# New Clutch - Loose and Low Engagement Point



## Guest (May 7, 2003)

Hi:

Got a new clutch installed today as my previous one was slipping bad. The clutch has low resistance compared to before, and the friction point is about 0.5-1" off the floor (really low compared to before). The cluutch disk, pressure plate, throwout bearing, and pilot bushing were all replaced. Is this a loose clutch cable (they told me it was adjusted), or could something else be the culprit?

Thanks for the help.


----------



## trace (Sep 5, 2002)

What kind of clutch did you get?
I recently put a ACT and JUN flywheel in my car. The clutch cable will not be right. You have to adjust it. Depending on what type of clutch you got you may not be able to adjust it enough.
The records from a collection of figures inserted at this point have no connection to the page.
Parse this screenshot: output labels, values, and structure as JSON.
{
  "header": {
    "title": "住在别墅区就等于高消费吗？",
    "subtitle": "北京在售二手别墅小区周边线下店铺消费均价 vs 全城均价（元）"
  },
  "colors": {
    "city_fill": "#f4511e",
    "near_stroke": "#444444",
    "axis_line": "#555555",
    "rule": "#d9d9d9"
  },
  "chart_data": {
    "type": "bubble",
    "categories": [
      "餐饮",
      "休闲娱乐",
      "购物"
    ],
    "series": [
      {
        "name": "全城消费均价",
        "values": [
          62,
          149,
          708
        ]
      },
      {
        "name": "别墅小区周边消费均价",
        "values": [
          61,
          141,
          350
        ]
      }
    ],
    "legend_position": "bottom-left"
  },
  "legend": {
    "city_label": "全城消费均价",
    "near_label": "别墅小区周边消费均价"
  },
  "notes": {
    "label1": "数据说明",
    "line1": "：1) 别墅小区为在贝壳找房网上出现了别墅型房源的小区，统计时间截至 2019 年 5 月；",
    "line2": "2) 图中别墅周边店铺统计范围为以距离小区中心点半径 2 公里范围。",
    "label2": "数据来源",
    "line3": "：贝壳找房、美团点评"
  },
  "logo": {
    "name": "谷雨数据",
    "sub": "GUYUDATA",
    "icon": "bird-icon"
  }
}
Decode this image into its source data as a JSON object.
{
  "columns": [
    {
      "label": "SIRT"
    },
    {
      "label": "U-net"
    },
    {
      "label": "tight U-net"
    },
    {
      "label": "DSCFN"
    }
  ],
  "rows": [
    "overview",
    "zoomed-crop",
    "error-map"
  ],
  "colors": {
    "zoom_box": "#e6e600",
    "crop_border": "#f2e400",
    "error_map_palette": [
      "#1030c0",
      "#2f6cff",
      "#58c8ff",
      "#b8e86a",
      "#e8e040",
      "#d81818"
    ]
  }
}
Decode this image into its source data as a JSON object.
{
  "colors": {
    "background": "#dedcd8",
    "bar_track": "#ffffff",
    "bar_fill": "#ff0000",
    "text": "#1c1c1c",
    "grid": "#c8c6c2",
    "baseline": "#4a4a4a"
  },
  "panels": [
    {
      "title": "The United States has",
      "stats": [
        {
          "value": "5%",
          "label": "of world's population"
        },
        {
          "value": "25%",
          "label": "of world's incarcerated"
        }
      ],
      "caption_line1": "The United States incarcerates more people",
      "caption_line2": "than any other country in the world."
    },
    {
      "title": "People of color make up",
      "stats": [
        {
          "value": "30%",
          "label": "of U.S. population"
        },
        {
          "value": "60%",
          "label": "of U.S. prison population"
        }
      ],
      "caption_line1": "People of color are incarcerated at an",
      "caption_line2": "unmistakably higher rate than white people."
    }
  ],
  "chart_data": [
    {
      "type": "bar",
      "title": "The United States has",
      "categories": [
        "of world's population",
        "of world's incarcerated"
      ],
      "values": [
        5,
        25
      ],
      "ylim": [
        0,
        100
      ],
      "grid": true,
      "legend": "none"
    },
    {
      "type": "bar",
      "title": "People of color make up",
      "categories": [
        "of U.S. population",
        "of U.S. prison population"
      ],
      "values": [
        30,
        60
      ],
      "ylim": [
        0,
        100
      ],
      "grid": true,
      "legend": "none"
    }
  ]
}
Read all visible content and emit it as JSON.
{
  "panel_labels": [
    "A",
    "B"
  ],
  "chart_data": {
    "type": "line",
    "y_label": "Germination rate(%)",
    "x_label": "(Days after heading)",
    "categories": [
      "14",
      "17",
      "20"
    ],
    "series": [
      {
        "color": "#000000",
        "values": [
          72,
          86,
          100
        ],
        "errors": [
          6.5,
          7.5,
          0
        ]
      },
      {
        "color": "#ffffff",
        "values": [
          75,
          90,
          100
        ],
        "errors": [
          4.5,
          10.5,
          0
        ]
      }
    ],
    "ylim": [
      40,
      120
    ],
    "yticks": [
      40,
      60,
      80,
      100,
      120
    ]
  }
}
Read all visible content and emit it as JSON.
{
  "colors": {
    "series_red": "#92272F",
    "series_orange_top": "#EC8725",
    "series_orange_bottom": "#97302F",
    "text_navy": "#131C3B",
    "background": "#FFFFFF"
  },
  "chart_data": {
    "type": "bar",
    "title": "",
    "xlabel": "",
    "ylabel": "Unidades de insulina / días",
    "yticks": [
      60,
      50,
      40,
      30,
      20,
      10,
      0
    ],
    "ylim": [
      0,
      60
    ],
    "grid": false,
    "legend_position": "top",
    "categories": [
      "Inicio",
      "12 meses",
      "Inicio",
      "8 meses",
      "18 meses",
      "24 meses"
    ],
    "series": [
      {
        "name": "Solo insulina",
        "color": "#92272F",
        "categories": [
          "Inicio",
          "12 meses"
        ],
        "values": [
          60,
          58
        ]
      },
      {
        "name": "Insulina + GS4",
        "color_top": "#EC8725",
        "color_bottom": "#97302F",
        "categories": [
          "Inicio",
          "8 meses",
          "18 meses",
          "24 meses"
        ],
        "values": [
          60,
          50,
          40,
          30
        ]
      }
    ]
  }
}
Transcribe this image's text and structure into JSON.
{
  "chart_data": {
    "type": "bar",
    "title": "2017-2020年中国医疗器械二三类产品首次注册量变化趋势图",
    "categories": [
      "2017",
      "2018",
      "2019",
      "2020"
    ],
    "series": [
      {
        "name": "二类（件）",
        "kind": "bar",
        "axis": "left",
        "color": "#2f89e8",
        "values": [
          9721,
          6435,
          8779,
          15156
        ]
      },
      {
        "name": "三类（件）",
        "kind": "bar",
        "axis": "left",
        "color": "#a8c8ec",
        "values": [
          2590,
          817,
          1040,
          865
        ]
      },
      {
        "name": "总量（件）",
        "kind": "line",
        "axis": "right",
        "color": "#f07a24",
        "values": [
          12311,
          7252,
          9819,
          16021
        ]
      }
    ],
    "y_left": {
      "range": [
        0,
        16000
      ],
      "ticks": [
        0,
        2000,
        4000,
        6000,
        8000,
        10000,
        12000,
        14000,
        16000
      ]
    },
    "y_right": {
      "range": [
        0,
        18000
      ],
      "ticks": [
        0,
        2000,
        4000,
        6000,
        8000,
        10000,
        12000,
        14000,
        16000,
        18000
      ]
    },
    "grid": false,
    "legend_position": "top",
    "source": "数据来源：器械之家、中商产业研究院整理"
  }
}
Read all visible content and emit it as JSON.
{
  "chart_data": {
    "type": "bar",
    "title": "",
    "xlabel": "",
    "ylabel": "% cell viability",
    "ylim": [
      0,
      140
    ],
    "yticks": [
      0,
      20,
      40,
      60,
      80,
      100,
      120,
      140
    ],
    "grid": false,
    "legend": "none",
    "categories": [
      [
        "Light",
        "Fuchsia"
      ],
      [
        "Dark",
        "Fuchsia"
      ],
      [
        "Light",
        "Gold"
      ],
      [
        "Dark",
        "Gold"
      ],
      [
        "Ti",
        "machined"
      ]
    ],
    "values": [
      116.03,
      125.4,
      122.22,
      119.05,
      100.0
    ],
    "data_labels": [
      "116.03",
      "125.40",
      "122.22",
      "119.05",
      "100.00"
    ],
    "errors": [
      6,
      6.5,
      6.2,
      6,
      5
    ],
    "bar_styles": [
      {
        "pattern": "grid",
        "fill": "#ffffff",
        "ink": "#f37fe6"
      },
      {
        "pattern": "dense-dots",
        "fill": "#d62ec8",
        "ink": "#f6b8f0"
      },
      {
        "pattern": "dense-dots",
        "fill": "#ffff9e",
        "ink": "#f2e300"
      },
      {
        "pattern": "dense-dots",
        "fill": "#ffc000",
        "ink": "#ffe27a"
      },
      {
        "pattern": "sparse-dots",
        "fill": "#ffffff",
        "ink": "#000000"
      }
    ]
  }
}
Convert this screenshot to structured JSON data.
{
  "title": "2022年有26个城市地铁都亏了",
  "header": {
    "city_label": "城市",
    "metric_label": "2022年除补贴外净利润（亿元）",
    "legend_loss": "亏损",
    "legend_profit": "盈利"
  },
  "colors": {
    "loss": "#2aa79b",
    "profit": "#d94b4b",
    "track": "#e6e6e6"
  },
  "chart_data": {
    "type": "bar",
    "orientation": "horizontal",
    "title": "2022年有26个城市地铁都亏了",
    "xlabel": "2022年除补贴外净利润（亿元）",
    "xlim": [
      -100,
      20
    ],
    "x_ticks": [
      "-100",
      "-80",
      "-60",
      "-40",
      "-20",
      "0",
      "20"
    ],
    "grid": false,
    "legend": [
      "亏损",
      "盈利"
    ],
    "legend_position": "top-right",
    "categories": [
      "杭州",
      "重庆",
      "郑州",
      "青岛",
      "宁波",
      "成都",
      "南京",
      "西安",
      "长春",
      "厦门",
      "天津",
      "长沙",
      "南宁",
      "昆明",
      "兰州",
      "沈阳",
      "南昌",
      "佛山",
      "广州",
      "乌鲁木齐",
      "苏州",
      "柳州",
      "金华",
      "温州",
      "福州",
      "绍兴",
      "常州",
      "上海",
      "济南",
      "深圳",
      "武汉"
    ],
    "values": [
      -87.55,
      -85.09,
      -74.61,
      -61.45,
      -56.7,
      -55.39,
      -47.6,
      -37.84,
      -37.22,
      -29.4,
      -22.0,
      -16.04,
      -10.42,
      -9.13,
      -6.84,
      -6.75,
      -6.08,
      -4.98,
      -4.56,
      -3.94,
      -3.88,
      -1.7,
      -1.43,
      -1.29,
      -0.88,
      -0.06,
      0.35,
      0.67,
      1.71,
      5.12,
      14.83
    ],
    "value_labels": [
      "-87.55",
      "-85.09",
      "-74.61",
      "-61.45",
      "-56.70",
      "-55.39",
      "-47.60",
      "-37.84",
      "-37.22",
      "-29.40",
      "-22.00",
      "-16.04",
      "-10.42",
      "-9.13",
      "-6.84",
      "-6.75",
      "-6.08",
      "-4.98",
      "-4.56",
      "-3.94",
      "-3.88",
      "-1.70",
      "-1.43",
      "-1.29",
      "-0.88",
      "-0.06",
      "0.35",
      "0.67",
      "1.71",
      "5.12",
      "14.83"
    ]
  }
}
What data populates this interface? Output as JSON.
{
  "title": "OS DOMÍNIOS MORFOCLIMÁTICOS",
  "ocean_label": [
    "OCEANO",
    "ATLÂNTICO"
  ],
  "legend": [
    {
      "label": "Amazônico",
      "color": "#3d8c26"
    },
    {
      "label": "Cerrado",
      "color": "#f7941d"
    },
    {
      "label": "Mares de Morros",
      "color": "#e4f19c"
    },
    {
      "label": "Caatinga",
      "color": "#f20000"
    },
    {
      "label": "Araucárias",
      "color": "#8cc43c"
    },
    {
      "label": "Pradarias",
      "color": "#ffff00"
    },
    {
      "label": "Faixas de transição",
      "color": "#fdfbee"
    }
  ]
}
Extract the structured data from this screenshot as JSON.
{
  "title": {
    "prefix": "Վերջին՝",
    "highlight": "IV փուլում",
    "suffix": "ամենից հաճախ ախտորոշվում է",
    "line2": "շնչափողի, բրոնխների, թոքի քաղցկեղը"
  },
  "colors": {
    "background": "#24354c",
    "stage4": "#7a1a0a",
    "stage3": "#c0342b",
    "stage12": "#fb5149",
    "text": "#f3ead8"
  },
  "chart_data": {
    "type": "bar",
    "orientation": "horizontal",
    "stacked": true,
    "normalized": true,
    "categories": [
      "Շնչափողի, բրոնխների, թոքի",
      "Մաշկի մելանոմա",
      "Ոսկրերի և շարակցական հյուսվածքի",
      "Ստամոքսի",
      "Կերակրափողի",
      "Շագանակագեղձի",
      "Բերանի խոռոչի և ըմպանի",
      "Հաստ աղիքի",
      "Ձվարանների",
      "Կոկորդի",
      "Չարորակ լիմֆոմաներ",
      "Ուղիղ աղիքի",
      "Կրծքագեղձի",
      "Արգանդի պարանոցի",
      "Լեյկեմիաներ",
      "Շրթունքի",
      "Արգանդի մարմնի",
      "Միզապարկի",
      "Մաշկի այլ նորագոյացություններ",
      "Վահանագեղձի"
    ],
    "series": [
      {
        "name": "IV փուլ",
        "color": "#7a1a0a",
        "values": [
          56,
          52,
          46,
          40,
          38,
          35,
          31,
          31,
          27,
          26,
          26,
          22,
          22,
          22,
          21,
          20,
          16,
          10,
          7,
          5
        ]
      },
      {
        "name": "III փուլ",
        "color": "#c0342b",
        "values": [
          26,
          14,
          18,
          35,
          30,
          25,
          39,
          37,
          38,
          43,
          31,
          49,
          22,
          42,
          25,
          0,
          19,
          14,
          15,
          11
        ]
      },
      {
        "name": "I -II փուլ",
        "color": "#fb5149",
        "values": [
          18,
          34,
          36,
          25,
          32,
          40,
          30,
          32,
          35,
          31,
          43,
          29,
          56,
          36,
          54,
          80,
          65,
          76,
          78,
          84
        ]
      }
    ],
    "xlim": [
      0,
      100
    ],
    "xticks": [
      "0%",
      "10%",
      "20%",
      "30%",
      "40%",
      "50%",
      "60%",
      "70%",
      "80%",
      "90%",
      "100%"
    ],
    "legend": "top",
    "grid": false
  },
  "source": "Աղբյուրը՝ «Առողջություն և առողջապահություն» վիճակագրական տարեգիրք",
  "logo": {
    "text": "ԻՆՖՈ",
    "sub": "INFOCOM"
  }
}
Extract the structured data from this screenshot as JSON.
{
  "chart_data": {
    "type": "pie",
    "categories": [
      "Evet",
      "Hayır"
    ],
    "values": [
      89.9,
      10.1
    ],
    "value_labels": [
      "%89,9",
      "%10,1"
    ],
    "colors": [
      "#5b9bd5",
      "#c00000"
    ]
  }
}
If this is the case you can do one of two things, One...buy a new clutch cable and hope it fixes it....or ...Two put some washers in the cable assembly to gain more adjustment. I dont have all your info as to what engine, clutch etc. you have. But if it is a sr20de then I know that andreas miko sells a part to put in there to give you more adjustment. You dont want it to engage right off the floor, it will wear out your clutch prematurely. Good luck
Trace


----------



## Katana200sx (May 13, 2002)

when i put my act clutch in my car felt the same way. around the end of the break in my pedal came back and became harder than stock, but i love it.


----------



## IXLR8se-r (Apr 14, 2003)

trace said:


> *What kind of clutch did you get?
> I recently put a ACT and JUN flywheel in my car. The clutch cable will not be right. You have to adjust it. Depending on what type of clutch you got you may not be able to adjust it enough. If this is the case you can do one of two things, One...buy a new clutch cable and hope it fixes it....or ...Two put some washers in the cable assembly to gain more adjustment. I dont have all your info as to what engine, clutch etc. you have. But if it is a sr20de then I know that andreas miko sells a part to put in there to give you more adjustment. You dont want it to engage right off the floor, it will wear out your clutch prematurely. Good luck
> Trace *


where did you pick up your JUN flywheel at? and how much $$ did it set you back?


----------



## Guest (May 9, 2003)

So it was the clutch cable - it had corroded badly and could not be adjusted further. I replaced with a new cable today, and all is well. Thanks.


----------



## bigmke184 (Feb 14, 2003)

i just put and ACT in my 200sx and i had to have my foot completely to the floor, to the point my foot was hurting so all i had to do was adjust the clutch cable and now it engaes* nicely

i am very satisfyed with my act but i can;'t wait till my 500 mi. is up so i can see how much better is really is


mike


www.revtekmotorsports.com


----------



## Katana200sx (May 13, 2002)

pedal should come back to u mike...btw..did you ever sell your header?


----------



## holy200sx (Jan 8, 2003)

my clutch was like that at first.. after the first 800 miles or so.. the old pedal engage came back.. so, just give it time.


----------



## bigmke184 (Feb 14, 2003)

thanks for the info and im still trying to sell it 



mike


----------



## jer28 (Jan 20, 2003)

That brings up a good point. I also changed my clutch with an act clutch, new pressure plate, disk, bearing. I also changed the cable too. I only can get my clutch pedal to sit about 4 inches off the floor where my haynes manual says it should be 5.5 inches. The clutch pedal locknut is all the way out and I have no clue how to get it another 1.5 inches off the floor. So I have it adjusted as good as I can get it. Does anybody know a decent set-up procedure after a clutch change?


----------



## trace (Sep 5, 2002)

Jer 28, You have to understand that the haynes manual numbers are for a stock clutch and pressure plate. it you compared your act pressure plate and your stock you will notice that they are quite different. Just know that when you change something like a clutch you are not ever going to get oem specs out of it, as it is a different part. With aftermarket clutches there isnt really a right spot for the pedal except in that you want it to be comfortable for you and not be burning out the clutch. Good luck


----------